Step 3: $C_n=\frac{1}{2}\bigg\{\frac{\frac{1}{2}[\frac{1}{2}\cdot 1 \cdot\frac{3}{2} \cdot 2...(n-2)(\frac{2n-3}{2})(n-1)]}{n!(n-1)!}2^{2n}\bigg\}$

i) Writing $4^n$ as $2^{2n}$, ii) In step 2, we multiplied numerator and denominator by $(n-1)!$. We now expand $(n-1)!$ in the numerator as $1 \times 2 \times 3 ...\times (n-1)$ and write in order.

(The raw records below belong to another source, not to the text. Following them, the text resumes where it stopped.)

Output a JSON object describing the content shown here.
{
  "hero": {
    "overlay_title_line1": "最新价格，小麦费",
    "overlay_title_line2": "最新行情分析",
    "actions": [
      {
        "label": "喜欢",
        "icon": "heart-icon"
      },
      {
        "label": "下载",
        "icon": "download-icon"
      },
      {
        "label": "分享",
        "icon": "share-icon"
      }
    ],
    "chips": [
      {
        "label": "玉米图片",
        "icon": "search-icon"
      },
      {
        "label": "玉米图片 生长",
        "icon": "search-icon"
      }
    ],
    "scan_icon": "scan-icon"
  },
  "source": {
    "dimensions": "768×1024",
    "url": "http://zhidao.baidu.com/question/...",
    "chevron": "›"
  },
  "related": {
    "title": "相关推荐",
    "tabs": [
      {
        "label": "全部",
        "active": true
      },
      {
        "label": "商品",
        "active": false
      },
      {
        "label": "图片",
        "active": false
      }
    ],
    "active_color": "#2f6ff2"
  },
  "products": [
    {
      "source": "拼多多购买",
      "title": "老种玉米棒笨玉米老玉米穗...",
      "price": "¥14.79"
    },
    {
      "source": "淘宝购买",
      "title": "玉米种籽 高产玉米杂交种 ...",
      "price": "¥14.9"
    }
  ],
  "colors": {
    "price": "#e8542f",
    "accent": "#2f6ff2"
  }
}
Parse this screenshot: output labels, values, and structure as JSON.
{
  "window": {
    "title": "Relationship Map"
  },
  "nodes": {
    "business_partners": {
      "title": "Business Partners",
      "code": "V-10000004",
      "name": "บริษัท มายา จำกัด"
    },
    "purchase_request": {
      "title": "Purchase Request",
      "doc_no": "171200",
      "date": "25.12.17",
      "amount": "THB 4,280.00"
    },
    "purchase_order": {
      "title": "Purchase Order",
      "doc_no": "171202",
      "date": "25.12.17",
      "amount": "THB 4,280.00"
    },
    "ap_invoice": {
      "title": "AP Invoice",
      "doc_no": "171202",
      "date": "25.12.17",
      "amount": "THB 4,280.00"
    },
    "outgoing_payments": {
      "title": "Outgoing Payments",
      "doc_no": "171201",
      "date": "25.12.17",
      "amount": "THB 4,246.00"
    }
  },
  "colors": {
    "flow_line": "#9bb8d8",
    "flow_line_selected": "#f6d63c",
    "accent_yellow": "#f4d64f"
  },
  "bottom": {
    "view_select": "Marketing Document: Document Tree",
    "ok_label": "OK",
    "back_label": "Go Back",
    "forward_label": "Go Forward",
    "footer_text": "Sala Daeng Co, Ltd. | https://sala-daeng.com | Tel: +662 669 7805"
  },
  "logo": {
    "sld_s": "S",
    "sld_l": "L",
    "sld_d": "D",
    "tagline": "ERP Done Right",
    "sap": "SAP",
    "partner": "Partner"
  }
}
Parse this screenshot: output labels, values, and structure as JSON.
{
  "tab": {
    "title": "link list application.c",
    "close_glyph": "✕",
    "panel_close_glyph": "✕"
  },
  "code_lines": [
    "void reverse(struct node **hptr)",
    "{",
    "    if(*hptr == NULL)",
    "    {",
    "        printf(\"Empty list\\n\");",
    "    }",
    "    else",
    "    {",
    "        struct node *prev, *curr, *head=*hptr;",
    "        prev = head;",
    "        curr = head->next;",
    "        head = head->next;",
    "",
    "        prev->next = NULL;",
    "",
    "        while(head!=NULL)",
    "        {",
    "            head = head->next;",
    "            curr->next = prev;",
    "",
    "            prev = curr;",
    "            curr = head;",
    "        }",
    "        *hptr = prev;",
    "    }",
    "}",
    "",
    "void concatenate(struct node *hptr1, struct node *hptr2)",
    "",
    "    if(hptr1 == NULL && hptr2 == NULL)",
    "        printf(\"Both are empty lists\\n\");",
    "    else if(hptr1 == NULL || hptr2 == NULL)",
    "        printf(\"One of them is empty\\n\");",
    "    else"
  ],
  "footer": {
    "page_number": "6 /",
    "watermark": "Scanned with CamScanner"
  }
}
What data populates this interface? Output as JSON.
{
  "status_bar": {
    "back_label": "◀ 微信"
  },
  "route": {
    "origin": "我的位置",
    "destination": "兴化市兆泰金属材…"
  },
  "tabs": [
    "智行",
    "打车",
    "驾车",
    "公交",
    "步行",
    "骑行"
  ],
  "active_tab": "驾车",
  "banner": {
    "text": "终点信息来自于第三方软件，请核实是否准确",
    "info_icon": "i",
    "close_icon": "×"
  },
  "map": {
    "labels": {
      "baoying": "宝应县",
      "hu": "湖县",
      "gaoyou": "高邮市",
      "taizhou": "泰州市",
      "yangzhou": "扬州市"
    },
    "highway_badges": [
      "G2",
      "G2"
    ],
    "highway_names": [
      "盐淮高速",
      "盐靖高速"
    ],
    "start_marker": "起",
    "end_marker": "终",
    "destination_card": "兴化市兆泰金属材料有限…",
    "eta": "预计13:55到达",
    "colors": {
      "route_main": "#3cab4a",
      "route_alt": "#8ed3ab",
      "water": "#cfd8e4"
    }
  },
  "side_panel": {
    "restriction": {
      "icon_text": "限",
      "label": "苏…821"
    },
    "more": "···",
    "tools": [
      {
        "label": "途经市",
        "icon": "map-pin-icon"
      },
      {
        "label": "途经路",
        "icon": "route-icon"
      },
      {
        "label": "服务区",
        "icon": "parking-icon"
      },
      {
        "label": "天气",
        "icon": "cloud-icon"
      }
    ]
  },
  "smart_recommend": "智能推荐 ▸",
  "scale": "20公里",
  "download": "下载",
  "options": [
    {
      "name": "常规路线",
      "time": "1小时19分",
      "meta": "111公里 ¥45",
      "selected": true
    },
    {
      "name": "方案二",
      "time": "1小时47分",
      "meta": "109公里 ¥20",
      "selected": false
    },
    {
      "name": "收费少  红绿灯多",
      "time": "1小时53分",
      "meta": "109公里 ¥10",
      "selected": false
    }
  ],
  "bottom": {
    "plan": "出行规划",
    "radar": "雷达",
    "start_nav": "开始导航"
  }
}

Step 4: $C_n=\frac{1}{2}\bigg\{\frac{\frac{1}{2}(1 \cdot 2 \cdot 3 \cdot 4...(2n-4)(2n-3)(2n-2)}{n!(n-1)!}2^{2}\bigg\}$

In this step we cancel $2^{2n-2}$ in the numerator with $2^{n-1}$ in denominator and we also use $2^{n-1}$ to double each term of $(n-1)!$ from $1 \times 2 \times 3 ..(n-1)$ to $2 \times 4 \times 6 ... \times (2n-2)$ which will lead to numerator as $(2n-2)!$

Answer 4

We add the missing even terms of $(2n-2)!$ from the $(n-1)!$ and one portion of $2^{n-1}$.
The other $2^{n-1}$ is cancelled by the $n-1$ pieces of $\frac12$.